We went out for a work Christmas lunch recently, and went to Jamie’s Italian. Two of us chose the porchetta, and it was very nice, but way too heavy on the black pepper for my tastes. The pepper and the lemon overpowered everything a bit, so I wondered if I could make it myself.

This weekend I was just going to use up what was in the freezer, but then I went to the butcher just to say hi and saw the pork belly.
I had prosciutto in the fridge that needed to be used up, and lots of clementines starting to look sad. I also had a packet of ready roasted chestnuts from the local Turkish shop, that I was dying to try.
Roasted belly pork and the chance to use up lots of bits and pieces? Definitely.
I asked the butcher to debone the belly, and score the skin, and I took the bones as well.
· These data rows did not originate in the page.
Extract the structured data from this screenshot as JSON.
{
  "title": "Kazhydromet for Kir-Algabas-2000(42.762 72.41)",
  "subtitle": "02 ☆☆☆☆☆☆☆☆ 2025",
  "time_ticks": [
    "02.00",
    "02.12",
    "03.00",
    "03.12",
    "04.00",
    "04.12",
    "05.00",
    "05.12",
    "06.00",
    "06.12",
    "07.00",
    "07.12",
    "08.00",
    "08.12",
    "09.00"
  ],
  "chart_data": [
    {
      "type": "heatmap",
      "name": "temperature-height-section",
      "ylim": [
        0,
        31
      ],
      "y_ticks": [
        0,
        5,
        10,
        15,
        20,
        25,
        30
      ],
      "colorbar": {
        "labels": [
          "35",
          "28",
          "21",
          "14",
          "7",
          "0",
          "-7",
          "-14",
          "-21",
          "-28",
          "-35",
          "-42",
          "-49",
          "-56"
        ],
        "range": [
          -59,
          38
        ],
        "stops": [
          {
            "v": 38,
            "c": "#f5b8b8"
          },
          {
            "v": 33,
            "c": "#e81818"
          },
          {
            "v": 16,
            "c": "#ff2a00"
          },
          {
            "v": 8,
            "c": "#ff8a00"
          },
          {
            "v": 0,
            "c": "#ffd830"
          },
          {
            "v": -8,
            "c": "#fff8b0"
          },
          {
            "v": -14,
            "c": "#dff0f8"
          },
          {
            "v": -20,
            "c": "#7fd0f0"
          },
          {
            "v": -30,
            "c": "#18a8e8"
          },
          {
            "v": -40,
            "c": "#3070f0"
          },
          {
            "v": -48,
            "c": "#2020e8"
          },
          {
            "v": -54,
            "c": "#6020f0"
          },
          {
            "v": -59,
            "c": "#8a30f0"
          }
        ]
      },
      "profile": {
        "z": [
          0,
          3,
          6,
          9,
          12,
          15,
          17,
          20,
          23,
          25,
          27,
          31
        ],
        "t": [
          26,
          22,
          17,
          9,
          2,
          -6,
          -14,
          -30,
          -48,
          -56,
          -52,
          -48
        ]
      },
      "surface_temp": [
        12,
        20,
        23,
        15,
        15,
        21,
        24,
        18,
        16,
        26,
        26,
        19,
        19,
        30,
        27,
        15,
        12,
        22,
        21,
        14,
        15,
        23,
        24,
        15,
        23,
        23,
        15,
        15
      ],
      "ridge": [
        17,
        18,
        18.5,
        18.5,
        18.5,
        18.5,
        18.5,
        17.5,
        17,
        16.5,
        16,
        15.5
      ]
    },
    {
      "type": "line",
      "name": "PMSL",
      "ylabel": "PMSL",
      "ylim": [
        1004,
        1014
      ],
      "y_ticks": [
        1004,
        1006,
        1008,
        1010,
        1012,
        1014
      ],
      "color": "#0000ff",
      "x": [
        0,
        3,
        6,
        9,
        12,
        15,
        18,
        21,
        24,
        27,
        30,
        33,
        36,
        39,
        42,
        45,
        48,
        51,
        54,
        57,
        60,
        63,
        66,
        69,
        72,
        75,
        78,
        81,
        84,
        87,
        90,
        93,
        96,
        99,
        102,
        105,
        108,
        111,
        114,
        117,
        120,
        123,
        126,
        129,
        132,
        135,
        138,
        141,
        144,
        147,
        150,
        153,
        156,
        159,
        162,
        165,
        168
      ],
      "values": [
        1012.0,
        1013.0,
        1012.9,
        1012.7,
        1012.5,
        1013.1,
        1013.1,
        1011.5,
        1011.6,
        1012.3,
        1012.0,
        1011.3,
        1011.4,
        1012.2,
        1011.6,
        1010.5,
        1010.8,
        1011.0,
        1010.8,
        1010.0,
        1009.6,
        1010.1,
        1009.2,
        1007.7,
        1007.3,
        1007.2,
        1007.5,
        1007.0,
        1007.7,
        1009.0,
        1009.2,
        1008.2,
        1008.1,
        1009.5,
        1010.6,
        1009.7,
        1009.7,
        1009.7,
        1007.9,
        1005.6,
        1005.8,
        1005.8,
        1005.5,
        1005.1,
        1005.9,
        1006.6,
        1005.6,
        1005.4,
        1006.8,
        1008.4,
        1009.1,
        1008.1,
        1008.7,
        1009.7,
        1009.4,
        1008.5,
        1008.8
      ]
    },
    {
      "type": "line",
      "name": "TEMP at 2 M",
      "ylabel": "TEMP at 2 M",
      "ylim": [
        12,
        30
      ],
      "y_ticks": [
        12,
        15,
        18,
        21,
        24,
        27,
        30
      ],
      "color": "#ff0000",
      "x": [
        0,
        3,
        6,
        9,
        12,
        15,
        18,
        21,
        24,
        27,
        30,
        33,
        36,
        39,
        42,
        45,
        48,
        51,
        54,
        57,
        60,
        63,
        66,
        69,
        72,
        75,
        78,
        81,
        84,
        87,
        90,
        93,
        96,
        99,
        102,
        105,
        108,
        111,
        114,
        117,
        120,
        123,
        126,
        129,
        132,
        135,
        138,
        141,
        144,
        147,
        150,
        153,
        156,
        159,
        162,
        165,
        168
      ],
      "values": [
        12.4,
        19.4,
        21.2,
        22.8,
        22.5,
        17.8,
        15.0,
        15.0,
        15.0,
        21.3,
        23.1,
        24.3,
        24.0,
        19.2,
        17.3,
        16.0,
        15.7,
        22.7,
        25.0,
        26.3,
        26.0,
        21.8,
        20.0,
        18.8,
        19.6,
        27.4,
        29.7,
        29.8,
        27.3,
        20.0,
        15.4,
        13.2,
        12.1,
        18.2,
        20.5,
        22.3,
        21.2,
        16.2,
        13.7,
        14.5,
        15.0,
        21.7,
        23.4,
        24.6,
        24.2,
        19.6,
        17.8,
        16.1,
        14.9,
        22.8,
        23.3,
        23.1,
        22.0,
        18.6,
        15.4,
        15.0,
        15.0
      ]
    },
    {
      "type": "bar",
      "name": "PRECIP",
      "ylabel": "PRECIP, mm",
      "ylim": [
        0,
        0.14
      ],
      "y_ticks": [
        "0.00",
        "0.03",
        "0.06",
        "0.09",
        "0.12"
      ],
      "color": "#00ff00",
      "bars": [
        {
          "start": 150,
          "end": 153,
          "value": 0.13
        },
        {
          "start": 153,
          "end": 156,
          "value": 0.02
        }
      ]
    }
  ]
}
1 piece deboned pork belly, approx. 2-3lb in weight

1 pouch of ready cooked chestnuts
6-8 slices of prosciutto
Zest of 2 clementines and 1 lemon
1 tbs fennel seeds
1 tsp sea salt flakes
2 cloves garlic
olive oil
Oven 170C fan
Toast the fennel seeds in a dry pan until they darken a little, then grind in a spice grinder with the sea salt. Bingo, fennel salt for all your porky needs.
Mash the chestnuts with some olive oil and the zest of 1 clementine.
Grate in 2 cloves of garlic to it, and mix very well.
Lay the pork out flat, skin side down.
Sprinkle with a little fennel salt.
Lay the prosciutto slices on top, tucking them into any crevices, and add some orange and lemon zest.
Smooth the chestnut mixture all across the prosciutto.
Grate over the lemon and the remaining clementine, and sprinkle more fennel salt. I had more clementine than lemon, and I think that worked well.

Roll the pork up, starting at the thicker end, then tie inexpertly with string.
Rub olive oil into the skin, then add some more fennel salt, rubbing it all over the skin and getting it into the cracks.
Place the rib bones into a roasting pan, sprinkle some fennel salt on to them and drizzle some olive oil so that they don’t stick to the pan. You want to eat them later!
Rest the rolled pork on top.
Roast for around 2 hours.
Test the internal temperature at 1 and 2 hours. (It needs to get up to 71C, so that will depend on how big your piece of meat is. My meat thermometer has turned into a bit of a godsend, I have to say.)
When the roast reached the correct internal temperature, I switched the oven to the grill setting, in order to crisp up the skin. That took about 5-10 minutes and possibly created a little smoke. [ahem]
Let it rest for at least 15 minutes still sat on the bones to let it relax a bit. Made it easier to get the string off too.
The prosciutto had crisped up inside, so it was a bit resistant to being carved, but I got a slice off in the end, and a really sticky, caramelised rib to have with it too. I served mine with roasted Jerusalem artichokes and honey glazed baby beetroots.
All in all, I call this a big success. The clementine zest works extremely well with the chestnuts and the fennel, and both work with the sweet meat. I’ll definitely do this again, and I am going to make sure to go back to the Turkish shop for more chestnuts. So much easier to buy them that way.
I think a bigger version of this would make quite an impressive centrepiece. Or a lot of leftovers, which is no bad thing.